I have a vision software which is connected to UR through Modbus TCP and it sends 2 16bit modbus values. The software sends position(x,y) and orientation(angle) in floating point values as modbus registers. The modbus values are converted using IEEE-754 converter(How it’s done - IEEE-754 Floating Point Converter).
My question is, how to convert these modbus back into floating point values? One way I found was to list it as array of 16 bits(but UR points it out as True/False) but it’s a cumbersome process as it is 32 bits and also the least significant bit is index 0 so it goes backwards.

Is there a workaround or easier way to do this which I am missing? If anyone can shine some light, that would be wonderful!

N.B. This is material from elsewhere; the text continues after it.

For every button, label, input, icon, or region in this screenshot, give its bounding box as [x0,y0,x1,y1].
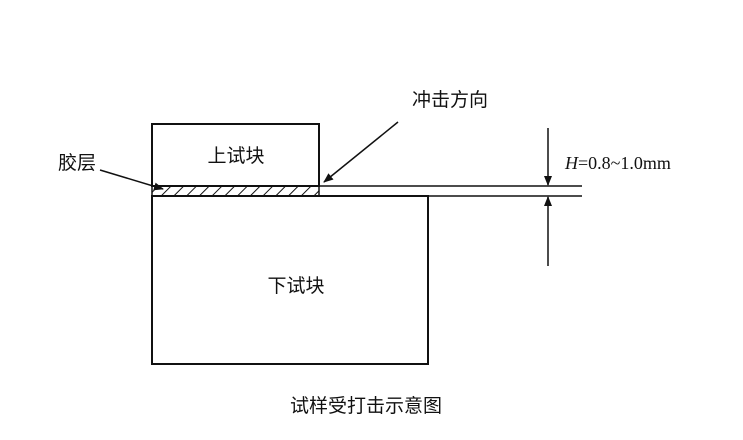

I think our situation is similar, though we’re pulling data in through a socket.
I don’t completely understand all that’s happening, as this program was written by my predecessor, and I’m still trying to understand a lot of what I’m seeing.

Anyway, it looks like our program does a brute-force reorder of the data:


global camera_header = socket_read_byte_list(6, "Camera_Socket")
global camera_data=socket_read_binary_integer(3,"Camera_Socket")
global max_index=camera_data[0]
global index=1

# Camera and robot disagree about byte order
# So we need to reverse byte order on all data
while (index <= max_index):
    global bin_list_orig=integer_to_binary_list(camera_data[index])
    global bin_list_new=bin_list_orig
    bin_list_new[0]=bin_list_orig[24]
    bin_list_new[1]=bin_list_orig[25]
    bin_list_new[2]=bin_list_orig[26]
    bin_list_new[3]=bin_list_orig[27]
    bin_list_new[4]=bin_list_orig[28]
    bin_list_new[5]=bin_list_orig[29]
    bin_list_new[6]=bin_list_orig[30]
    bin_list_new[7]=bin_list_orig[31]
    bin_list_new[8]=bin_list_orig[16]
    bin_list_new[9]=bin_list_orig[17]
    bin_list_new[10]=bin_list_orig[18]
    bin_list_new[11]=bin_list_orig[19]
    bin_list_new[12]=bin_list_orig[20]
    bin_list_new[13]=bin_list_orig[21]
    bin_list_new[14]=bin_list_orig[22]
    bin_list_new[15]=bin_list_orig[23]
    bin_list_new[16]=bin_list_orig[8]
    bin_list_new[17]=bin_list_orig[9]
    bin_list_new[18]=bin_list_orig[10]
    bin_list_new[19]=bin_list_orig[11]
    bin_list_new[20]=bin_list_orig[12]
    bin_list_new[21]=bin_list_orig[13]
    bin_list_new[22]=bin_list_orig[14]
    bin_list_new[23]=bin_list_orig[15]
    bin_list_new[24]=bin_list_orig[0]
    bin_list_new[25]=bin_list_orig[1]
    bin_list_new[26]=bin_list_orig[2]
    bin_list_new[27]=bin_list_orig[3]
    bin_list_new[28]=bin_list_orig[4]
    bin_list_new[29]=bin_list_orig[5]
    bin_list_new[30]=bin_list_orig[6]
    bin_list_new[31]=bin_list_orig[7]
    camera_data[index]=binary_list_to_integer(bin_list_new)
    global index=index+1
end
if (camera_header[1] == 32):
    # make sure main program knows camera_coords is invalid until it's fully updated
    global camera_match=0

	global camera_x=camera_data[1] 
	global camera_y=-camera_data[2]

Thank you.

This is what I am planning to do. But wanted to know if there were other way of doing it.

var_1=integer_to_binary_list(Angle)
exponent= [var_1[1],var_1[2],var_1[3],var_1[4],var_1[5],var_1[6],var_1[7],var_1[8]]

This process is quite a work and not efficient.